A free outdoor barbecue in downtown Pierre on Saturday August 9, will be one of the major attractions of the Oahe Days Celebration according to Vern Schutzle of the sponsoring Pierre Jaycees. The free barbecue will be held from 11 unit 1:30 p.m. at the south end of Pierre street near the Legion Cabin. Schutzle said the free barbecue was made possible thru cash donations from Pat Feened and Les Ferley. Other events highlighting the Oahe Days Celebration include the Miss Oahe Beauty Pageant Phi Chapter, the Demolition Derby sponsored by the Retail Committee of the Pierre Chamber of Commerce and a special teen dance featuring world famous recording artists, “The People,” sponsored by KCCR. The three-day long Oahe Days Celebration will kick off with an Oahe Days parade the morning of August 8 and conclude with championship stock car races on August 10. Oahe Days chairman Tom Gleason reminded those wishing to enter a float in the Oahe Days parade, to contact Jim Roberts at the Tradehome Shoe Store in downtown Pierre for information.

25 Years Ago

In the past three months, a quiet corner of the State Capitol lawn has drawn a steady stream of visitors from around the block and around the world. They come to gaze at a bronze statue of fighting horses and the granite slabs that form a memorial to the late Governor George Mickelson and seven other men who died in an April 19, 1993 plane crash. Form 6 a.m. until midnight, the memorial site is rarely unattended says John Moisan, a state official who directed the construction of the project.

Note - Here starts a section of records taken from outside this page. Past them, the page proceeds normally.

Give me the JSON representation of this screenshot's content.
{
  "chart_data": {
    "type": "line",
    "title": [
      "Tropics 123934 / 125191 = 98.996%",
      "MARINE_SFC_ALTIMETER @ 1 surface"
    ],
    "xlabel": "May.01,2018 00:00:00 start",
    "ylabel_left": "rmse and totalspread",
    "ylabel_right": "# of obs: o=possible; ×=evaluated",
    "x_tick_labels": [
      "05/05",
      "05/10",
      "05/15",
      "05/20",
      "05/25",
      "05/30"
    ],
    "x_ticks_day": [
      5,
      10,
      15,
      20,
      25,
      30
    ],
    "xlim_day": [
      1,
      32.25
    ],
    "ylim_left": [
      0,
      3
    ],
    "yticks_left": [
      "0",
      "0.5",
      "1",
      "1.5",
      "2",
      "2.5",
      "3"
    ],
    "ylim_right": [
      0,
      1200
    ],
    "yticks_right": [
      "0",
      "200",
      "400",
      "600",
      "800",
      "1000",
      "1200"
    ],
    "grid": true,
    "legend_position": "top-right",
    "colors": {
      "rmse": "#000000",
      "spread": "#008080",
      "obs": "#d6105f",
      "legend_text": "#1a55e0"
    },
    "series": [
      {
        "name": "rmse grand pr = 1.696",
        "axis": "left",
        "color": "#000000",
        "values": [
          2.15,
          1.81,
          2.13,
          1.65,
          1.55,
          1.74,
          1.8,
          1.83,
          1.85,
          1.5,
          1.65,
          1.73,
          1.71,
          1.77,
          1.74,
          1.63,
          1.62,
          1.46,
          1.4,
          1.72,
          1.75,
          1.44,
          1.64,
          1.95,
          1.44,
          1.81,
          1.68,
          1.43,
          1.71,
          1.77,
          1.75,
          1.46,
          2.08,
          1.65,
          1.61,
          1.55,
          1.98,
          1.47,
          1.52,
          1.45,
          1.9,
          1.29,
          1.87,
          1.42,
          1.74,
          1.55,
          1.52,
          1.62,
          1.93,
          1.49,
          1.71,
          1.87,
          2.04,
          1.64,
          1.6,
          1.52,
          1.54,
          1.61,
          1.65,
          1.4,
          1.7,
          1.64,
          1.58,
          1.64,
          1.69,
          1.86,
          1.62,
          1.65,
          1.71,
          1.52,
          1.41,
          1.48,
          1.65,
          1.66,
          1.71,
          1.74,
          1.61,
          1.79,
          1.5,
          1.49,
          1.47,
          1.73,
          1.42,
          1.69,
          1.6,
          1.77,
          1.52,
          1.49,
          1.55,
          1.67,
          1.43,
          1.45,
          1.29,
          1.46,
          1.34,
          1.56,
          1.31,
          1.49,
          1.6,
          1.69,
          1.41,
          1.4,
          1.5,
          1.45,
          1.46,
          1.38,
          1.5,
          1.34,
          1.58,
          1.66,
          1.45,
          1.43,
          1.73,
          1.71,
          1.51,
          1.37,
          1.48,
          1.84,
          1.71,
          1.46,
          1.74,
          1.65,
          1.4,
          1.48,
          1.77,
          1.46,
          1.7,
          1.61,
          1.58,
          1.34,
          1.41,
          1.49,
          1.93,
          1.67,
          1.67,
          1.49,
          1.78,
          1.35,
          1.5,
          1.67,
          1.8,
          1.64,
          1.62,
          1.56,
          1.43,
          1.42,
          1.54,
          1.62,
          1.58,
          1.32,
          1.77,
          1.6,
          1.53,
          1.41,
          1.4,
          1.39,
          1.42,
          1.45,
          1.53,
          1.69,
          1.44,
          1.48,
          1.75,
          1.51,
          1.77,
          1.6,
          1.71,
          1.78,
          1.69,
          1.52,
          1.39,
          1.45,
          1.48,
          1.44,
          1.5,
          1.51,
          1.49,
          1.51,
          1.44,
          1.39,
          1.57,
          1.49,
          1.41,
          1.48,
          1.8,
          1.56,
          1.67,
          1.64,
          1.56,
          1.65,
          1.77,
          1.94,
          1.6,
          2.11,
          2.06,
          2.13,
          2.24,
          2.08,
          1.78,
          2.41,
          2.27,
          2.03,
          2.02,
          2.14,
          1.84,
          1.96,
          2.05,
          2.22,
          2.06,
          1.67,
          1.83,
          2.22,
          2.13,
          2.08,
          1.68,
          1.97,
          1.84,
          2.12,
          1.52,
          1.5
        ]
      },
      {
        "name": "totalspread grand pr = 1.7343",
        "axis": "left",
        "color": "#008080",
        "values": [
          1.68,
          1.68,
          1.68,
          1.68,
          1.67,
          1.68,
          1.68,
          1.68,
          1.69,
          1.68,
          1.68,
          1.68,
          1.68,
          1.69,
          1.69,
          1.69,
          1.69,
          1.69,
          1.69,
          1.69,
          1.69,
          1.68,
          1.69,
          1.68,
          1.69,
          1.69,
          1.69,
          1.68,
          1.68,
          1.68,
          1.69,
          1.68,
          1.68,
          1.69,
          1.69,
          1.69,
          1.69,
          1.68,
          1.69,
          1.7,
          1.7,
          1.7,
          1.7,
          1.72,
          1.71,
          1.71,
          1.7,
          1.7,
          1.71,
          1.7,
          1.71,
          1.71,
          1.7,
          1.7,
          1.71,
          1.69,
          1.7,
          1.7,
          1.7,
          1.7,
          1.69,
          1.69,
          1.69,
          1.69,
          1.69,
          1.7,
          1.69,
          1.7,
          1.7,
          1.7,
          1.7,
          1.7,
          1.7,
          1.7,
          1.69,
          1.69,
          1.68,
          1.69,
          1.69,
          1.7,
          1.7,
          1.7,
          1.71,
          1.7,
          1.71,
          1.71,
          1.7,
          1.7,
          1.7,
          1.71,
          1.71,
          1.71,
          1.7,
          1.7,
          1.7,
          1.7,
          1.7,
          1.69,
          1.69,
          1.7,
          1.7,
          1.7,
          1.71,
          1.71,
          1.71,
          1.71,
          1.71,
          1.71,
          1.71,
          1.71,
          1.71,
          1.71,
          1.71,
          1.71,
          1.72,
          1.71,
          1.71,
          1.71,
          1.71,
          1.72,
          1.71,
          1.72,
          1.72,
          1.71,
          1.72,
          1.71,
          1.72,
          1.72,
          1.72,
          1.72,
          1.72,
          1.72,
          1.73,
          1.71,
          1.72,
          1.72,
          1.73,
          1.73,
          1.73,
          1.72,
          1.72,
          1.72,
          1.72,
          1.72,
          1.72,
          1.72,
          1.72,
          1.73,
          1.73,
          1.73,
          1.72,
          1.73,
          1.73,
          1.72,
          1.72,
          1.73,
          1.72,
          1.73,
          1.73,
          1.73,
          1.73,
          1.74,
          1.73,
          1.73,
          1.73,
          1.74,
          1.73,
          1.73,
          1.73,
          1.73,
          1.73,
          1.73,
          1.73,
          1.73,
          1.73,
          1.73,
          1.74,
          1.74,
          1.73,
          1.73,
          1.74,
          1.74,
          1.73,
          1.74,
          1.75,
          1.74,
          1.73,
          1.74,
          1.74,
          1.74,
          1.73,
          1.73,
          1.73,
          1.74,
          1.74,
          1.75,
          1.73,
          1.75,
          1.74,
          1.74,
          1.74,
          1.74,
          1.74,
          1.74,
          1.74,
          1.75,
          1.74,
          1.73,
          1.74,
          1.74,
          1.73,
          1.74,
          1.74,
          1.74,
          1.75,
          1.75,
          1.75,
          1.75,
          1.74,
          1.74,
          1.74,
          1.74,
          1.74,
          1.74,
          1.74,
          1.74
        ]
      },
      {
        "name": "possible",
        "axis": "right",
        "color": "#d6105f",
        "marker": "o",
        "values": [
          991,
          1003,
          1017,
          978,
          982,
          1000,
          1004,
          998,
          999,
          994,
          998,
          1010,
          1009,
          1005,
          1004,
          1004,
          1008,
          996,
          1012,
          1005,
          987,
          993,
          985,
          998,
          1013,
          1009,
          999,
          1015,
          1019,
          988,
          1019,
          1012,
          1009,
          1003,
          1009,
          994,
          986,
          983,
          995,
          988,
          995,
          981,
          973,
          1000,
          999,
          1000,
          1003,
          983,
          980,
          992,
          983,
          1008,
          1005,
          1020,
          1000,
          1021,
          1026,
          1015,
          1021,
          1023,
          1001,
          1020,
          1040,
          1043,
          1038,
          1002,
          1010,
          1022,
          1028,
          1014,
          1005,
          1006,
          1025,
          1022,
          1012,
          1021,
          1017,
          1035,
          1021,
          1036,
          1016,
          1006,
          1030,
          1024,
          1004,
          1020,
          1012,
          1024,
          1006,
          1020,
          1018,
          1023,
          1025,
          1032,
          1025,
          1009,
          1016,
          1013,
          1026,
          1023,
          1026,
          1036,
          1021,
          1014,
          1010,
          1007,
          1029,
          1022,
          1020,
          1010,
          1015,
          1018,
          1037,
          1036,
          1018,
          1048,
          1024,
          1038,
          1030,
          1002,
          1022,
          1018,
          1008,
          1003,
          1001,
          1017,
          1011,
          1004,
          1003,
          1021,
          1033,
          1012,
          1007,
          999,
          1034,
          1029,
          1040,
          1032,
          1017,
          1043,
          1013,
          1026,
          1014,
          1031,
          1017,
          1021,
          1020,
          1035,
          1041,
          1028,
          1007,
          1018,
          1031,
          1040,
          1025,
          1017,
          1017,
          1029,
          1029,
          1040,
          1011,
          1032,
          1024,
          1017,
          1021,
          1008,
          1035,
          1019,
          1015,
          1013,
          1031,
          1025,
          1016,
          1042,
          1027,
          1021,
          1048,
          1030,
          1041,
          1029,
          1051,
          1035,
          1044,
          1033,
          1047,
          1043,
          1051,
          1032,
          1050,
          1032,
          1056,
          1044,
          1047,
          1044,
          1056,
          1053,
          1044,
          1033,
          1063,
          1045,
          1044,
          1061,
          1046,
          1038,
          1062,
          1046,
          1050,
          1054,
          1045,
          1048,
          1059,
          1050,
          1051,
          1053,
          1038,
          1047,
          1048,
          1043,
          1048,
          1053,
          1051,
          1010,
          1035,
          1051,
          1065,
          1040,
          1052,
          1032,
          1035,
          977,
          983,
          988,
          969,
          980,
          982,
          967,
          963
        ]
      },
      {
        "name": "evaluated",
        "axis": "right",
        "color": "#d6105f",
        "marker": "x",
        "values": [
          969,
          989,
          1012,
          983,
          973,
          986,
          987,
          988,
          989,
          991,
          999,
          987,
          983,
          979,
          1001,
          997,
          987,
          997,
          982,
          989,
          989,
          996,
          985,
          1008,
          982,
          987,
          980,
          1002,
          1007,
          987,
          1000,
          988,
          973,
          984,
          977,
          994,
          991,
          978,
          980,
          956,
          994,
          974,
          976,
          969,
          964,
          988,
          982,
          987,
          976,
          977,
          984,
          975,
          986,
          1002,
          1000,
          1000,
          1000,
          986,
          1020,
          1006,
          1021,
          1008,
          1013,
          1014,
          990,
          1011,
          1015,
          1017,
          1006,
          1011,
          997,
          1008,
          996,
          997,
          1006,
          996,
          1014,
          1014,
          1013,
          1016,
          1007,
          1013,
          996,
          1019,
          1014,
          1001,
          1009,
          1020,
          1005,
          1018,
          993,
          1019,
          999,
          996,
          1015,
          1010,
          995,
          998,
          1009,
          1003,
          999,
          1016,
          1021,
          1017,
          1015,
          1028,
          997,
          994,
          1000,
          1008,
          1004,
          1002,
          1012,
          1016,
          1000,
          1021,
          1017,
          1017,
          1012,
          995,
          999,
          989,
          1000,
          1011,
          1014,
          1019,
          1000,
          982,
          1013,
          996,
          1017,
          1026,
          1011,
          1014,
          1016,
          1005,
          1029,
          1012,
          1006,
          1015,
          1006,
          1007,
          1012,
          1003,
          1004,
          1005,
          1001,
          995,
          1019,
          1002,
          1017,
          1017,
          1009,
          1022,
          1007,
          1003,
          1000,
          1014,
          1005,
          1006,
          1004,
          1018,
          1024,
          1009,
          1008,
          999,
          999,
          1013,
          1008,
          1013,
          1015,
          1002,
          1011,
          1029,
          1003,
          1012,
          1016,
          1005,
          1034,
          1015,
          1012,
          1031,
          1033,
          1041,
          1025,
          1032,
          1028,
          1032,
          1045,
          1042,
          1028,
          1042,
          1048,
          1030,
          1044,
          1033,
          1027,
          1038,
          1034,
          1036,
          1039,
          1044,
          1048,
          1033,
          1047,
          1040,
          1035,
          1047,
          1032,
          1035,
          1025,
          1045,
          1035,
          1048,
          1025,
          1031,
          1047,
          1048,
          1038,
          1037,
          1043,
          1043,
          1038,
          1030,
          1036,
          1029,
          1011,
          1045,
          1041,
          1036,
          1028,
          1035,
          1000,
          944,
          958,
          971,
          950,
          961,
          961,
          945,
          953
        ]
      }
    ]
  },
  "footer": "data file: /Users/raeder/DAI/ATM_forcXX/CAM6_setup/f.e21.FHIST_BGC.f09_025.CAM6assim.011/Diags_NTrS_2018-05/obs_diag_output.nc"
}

Visitors frequently show up even in the middle of the night, he says. “It’s absolutely a vigil. I’m absolutely amazed at it,” Moisan said. The memorial was dedicated three months ago on the first anniversary of the fatal plane crash that killed the eight men. The bronze statue, a replica of Korczak Ziolkowski’s sculpture, “Fighting Stallions,” depicts slightly larger than life-size fighting horses reared on their legs. It stands on top of a memorial that features eight granite stones, each weighing 10.3 tons and each bearing a likeness of one of the men. Some local residents include the memorial on their daily routes as they walk or jog. Tourists from afar stop to see it, even though it’s not advertised. Small granite stones spread around the base of the memorial keep disappearing because many visitors want to take a part of the monument home with them, he says. The Legislature provided $250,000 for the project, but Moisan estimates that individuals and businesses donated about $145,000 in materials and services.